Louis-Joseph de Montcalm, in command of the French troops at Fort Carillon decided to attack Fort William Henry from Fort Carillon. On August 9, 1757, Montcalm, with an army of 7,000 men consisting of French soldiers, Canadian militia, and Indians from various tribes, took Fort William Henry, situated at the southern point of Lake George. The Indians, who thought that an agreement had been made without their consent, revolted. What ensued were violent attacks by the Indians intoxicated by alcohol. There were, according to sources, between 70 and 150 people killed, scalped, and decapitated. After this massacre, the French soldiers accompanied the survivors to Fort Edward to avoid further bloodshed.

After his victory, Montcalm could have taken Fort Edward, but he took instead the destroyed Fort William Henry, and returned to Fort Carillon. The British had been humiliated and Montcalm had shown the compassion of a great general by stopping any further bloodshed by the Indians and accompanying the survivors. However, Montcalm knew that he had to withdraw because of the anger and loss of the Indians as allies, as well as a shortage of provisions.

In 1756, New France had suffered a disastrous crop failure. Montcalm was forced to release the Canadian militiamen who made up more than half of his force. The Canadians were urgently needed to return home for the harvest. However, in 1757, disaster struck again and the harvest was the worst in Canadian history. Conditions were particularly bad around Montreal, which was "the granary of Canada." By late September, the inhabitants were subsisting on a half-pound of bread a day, and those at Quebec on a quarter-pound of bread. A month later, there was no bread at all. "The distress is so great that some of the inhabitants are living on grass," Bougainville wrote. There was a feeling of dispirited despair in the colony and the conclusion was that its military prospects would soon become indefensible.

After a string of French victories in 1757, the British were prompted to organize a large-scale attack on the fort as part of a multifaceted campaign strategy against Canada.

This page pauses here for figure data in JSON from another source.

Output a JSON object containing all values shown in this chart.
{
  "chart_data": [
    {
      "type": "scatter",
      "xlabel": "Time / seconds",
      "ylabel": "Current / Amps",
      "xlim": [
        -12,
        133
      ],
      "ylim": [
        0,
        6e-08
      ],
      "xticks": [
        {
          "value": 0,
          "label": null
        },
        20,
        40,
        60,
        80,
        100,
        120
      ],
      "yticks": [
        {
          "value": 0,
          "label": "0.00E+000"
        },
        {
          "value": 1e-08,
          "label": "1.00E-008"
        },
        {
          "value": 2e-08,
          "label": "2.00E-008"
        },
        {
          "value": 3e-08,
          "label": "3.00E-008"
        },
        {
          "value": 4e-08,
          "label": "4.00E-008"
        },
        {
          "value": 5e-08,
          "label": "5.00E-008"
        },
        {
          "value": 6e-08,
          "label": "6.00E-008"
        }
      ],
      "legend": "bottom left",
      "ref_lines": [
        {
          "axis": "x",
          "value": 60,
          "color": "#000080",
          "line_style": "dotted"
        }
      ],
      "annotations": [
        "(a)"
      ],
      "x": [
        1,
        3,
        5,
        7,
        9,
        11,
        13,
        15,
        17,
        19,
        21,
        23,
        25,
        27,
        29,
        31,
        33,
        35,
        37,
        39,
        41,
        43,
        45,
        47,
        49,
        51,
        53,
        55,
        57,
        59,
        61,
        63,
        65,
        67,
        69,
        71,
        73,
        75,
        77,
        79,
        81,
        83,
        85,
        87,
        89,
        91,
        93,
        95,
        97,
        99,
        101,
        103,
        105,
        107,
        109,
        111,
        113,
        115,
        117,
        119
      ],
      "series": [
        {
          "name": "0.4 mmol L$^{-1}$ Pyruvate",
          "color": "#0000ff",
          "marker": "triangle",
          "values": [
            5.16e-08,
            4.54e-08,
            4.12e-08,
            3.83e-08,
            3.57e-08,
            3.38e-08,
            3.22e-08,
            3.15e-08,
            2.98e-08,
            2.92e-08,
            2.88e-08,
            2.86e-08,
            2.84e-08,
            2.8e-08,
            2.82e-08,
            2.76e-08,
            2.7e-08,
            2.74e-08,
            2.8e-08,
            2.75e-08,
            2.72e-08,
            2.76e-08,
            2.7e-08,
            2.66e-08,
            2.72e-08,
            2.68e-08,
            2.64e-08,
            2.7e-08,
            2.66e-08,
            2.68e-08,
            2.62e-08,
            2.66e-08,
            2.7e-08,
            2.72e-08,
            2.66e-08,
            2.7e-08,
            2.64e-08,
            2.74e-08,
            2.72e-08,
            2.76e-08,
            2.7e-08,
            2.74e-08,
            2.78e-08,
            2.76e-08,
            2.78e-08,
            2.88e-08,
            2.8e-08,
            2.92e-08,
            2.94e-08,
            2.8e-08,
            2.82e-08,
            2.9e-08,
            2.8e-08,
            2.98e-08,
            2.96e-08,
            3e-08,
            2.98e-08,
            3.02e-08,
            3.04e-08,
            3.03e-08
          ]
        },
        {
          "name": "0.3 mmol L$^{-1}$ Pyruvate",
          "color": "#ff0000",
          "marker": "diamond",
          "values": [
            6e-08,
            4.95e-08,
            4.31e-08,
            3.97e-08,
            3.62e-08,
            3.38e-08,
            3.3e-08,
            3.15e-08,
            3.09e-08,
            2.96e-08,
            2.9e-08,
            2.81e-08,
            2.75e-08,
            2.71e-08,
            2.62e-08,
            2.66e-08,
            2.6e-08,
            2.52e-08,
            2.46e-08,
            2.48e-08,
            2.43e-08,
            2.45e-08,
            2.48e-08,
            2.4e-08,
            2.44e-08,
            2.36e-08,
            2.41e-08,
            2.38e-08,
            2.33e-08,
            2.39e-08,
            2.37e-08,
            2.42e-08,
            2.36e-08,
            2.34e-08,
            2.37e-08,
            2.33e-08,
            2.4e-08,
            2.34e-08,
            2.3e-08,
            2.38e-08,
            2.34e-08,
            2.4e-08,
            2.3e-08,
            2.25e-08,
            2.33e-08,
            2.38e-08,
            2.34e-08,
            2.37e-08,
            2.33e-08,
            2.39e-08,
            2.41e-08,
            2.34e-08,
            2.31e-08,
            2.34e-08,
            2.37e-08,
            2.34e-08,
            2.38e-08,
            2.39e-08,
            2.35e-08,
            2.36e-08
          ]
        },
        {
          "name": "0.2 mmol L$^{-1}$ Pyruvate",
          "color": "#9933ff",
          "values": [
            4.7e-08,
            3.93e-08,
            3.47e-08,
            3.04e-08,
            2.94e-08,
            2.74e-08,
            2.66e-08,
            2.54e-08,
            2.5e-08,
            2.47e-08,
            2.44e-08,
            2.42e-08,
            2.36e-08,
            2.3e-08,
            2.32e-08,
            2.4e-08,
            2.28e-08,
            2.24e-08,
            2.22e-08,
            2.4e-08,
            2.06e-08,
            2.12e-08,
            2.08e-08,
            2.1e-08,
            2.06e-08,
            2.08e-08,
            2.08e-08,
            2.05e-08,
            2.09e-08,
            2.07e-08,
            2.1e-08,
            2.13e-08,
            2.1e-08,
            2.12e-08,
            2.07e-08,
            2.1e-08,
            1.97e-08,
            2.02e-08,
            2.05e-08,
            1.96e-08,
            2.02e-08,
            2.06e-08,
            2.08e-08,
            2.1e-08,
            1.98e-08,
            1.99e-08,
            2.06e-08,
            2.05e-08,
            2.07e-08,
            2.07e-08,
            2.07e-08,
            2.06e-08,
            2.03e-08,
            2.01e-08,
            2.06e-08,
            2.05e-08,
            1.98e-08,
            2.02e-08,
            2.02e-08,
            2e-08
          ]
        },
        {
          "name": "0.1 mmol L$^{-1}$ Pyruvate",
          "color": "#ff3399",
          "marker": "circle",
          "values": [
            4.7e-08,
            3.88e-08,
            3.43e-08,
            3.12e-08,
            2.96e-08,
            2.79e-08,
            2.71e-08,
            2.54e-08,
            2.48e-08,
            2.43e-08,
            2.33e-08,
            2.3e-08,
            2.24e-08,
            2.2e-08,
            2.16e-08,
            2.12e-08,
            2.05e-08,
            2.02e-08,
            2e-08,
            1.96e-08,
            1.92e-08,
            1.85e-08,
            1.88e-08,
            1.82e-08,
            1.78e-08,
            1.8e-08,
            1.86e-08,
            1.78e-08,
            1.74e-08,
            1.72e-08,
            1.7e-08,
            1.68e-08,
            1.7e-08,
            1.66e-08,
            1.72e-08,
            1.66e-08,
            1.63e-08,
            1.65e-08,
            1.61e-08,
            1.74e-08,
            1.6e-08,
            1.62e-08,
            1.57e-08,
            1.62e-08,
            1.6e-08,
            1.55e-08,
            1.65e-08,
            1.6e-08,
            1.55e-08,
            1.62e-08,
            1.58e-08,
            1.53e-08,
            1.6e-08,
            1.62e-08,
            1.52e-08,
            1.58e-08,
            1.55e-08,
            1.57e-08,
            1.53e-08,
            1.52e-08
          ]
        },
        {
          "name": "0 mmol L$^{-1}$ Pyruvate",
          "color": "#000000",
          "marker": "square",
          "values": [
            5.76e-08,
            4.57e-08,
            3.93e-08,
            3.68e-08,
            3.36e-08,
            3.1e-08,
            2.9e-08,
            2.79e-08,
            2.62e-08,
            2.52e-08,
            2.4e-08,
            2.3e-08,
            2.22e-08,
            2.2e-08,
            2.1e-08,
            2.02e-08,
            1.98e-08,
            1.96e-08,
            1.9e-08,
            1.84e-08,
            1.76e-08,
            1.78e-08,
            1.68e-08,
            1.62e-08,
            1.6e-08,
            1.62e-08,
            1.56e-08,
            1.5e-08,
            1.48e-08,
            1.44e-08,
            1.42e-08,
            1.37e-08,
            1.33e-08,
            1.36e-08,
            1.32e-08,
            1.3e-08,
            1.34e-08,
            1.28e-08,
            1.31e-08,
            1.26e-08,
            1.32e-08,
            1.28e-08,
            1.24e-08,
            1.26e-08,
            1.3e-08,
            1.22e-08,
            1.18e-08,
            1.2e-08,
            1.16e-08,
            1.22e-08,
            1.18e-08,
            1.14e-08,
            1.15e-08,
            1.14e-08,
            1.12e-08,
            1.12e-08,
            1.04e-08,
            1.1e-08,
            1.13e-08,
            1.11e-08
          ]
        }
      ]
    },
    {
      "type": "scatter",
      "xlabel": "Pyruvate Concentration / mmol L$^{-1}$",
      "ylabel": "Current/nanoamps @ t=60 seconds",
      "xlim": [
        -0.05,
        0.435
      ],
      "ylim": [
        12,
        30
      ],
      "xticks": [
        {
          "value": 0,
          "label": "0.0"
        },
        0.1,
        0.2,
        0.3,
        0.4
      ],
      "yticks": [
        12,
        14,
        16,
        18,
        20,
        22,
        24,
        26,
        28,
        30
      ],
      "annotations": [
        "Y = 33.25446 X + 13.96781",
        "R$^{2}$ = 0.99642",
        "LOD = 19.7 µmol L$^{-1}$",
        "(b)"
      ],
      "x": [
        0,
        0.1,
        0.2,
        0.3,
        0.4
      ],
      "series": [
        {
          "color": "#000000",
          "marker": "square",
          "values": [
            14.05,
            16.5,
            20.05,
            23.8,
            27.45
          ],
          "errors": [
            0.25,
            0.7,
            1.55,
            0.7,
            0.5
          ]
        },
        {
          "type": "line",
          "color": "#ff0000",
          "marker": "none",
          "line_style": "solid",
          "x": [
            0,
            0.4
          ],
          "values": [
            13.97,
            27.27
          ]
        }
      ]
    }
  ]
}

In June 1758, British General James Abercromby began amassing a large force at Fort William Henry in preparation for the military campaign directed up the Champlain Valley. These forces landed at the north end of Lake George, only four miles from the fort, on July 6. The French general Louis-Joseph de Montcalm, who had only arrived at Carillon in late June, engaged his troops in a flurry of work to improve the fort's outer defenses. They built, over two days, entrenchments around a rise between the fort and Mount Hope, about three-quarters of a mile (one kilometer) northwest of the fort, and then constructed an abatis (felled trees with sharpened branches pointing out) below these entrenchments. Abercromby's failure to advance directly to the fort on July 7 made much of this defensive work possible. Brigadier General George Howe, Abercromby's second-in-command, had been killed when his column encountered a French reconnaissance troop. Abercromby "felt most heavily" and may have been unwilling to act immediately.

1757 was therefore a bad year for the British in North America, not only because of their defeat in northern New York, but in the Ohio Valley and Nova Scotia as well. That year, British Prime-Minister William Pitt named General James Wolfe commander of the British troops in North America.